A NEWARTHILL mum-of-three is continuing to question what she considers “extremely high” cancer rates in the village.
Gina Rice (44), who was diagnosed with Grade 2 follicular lymphoma last December – for which she is receiving radiotherapy – had to endure the anguish of watching her teenage son John Paul Devlin battle Hodgkin's lymphoma four years ago.
John Paul was ill for a year before he was eventually diagnosed aged 13. After a lengthy and difficult battle, he appears to have made a full recovery and is now a strapping 17-year-old and attending college.
But Gina is worried that what she calls “cancer clusters” across parts of North Lanarkshire may have been caused by contaminated land at Ravenscraig.
She's so concerned about the situation that she has organised a public meeting for next week and she's urging local residents to attend.
Gina told the Wishaw Press: “The number of people that I know of in the Newarthill and Carfin area who have been diagnosed with cancer, and in many cases passed away because of it, in the last couple of years is shocking.
“On my street alone, there have been about 20 people affected. There are just over 70 houses on the street, so you could say that more than a quarter of households where I live have had to deal with a family member, or members with cancer.”
Despite previous assurances from North Lanarkshire Council that the Ravenscraig land is completely safe and also from NHS Lanarkshire that the cancer rates here are not unusually high, Gina remains unconvinced.

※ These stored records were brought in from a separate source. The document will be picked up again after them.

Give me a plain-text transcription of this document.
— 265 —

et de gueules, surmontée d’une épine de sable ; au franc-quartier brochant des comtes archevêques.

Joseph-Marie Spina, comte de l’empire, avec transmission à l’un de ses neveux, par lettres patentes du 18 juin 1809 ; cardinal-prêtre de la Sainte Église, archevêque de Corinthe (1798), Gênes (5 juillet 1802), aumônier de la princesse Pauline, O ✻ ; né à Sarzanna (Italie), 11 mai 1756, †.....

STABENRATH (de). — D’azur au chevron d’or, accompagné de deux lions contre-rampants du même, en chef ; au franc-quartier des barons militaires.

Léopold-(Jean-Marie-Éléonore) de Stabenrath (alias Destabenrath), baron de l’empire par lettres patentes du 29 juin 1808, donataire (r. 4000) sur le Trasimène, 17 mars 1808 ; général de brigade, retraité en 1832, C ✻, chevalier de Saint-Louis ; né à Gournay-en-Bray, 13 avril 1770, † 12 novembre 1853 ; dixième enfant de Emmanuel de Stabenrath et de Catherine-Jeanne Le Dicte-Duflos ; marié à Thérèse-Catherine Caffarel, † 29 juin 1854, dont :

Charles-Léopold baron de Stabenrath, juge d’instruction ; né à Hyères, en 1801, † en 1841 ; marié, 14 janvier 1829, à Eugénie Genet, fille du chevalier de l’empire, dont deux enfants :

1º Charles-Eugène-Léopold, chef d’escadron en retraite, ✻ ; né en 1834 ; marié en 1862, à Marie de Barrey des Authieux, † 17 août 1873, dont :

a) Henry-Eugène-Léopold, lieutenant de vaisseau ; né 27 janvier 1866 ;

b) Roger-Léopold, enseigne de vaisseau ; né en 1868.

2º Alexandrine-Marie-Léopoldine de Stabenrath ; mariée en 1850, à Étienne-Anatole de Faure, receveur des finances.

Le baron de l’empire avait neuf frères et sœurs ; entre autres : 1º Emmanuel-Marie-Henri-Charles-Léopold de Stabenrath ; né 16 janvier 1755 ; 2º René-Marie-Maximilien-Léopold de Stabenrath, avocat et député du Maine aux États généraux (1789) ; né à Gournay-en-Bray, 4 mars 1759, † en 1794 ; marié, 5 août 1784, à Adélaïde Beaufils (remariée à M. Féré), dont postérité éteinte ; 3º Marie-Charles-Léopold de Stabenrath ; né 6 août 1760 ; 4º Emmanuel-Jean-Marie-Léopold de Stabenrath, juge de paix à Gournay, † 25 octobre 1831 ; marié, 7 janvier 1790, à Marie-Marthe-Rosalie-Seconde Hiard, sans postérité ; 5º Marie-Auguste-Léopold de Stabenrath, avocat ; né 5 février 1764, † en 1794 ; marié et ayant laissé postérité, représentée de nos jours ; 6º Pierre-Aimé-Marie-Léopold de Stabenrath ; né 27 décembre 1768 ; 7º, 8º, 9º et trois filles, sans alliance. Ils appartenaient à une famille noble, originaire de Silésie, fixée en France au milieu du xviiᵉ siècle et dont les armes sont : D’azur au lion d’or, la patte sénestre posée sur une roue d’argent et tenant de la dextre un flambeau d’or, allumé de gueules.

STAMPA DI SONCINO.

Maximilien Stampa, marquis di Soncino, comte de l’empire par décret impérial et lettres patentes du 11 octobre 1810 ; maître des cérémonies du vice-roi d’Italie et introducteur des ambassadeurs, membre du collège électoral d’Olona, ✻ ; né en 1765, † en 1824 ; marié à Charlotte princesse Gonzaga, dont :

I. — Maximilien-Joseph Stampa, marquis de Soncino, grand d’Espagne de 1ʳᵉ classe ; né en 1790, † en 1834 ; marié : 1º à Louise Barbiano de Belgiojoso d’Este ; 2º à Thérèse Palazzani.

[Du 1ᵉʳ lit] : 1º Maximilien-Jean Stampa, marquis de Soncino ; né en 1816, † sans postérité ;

She continued: “I'm not suggesting the Ravenscraig site is contaminated now, but it was lying derelict for many years. I think it's possible something toxic could have been disturbed at the containment facility and escaped into the atmosphere, when they started building houses.”
Gina has carried out extensive research on the Ravenscraig site and has a large collection of press clippings detailing a large number of cases of local people – many of them young children like her own son John Paul – who have been diagnosed with various forms of cancer.
She added: “I just want to get to the bottom of this once and for all. How many people are going to die before someone sits up and takes notice?”
Councillor Gordon Stewart, who is aiming to attend next week’s public meeting said: “I’ve made several phone calls to various individuals and organisations regarding this, several of whom have still to respond.
“I have, however, spoken with someone from the Scottish Environment Protection Agency (SEPA) who told me that there have been no problems at the secure containment facility on the north-western part of the Ravenscraig site, which apparently is highly engineered.
“I was also informed that a register of reports at SEPA can be viewed at any time by members of the public.”
The public meeting will take place in Carfin Hibs Club on Friday, September 2, at 7pm.
A council spokesperson said: “It’s a requirement of the Ravenscraig site planning permission that each area to be developed is the subject of detailed site investigations, and through that process we are able to ensure ground conditions are suitable for development.
“Our approach to the development of Ravenscraig is in line with Scottish Government advice. Throughout the process we have kept SEPA fully informed, and we are satisfied that all necessary steps are being taken to ensure the site is safe for development.”
Dr. Charles Clark, NHS Lanarkshire Public Health Consultant, said: “Scotland has a system of cancer registration which has been active for more than 30 years and as a result we have very accurate information about the numbers of cancers occurring and deaths caused by them. There is no evidence of a cluster of cancer in the areas which include Newarthill, New Stevenston, Carfin, Cleland and surrounding areas. The specific cancer rates for the areas are typical of those elsewhere in North Lanarkshire.”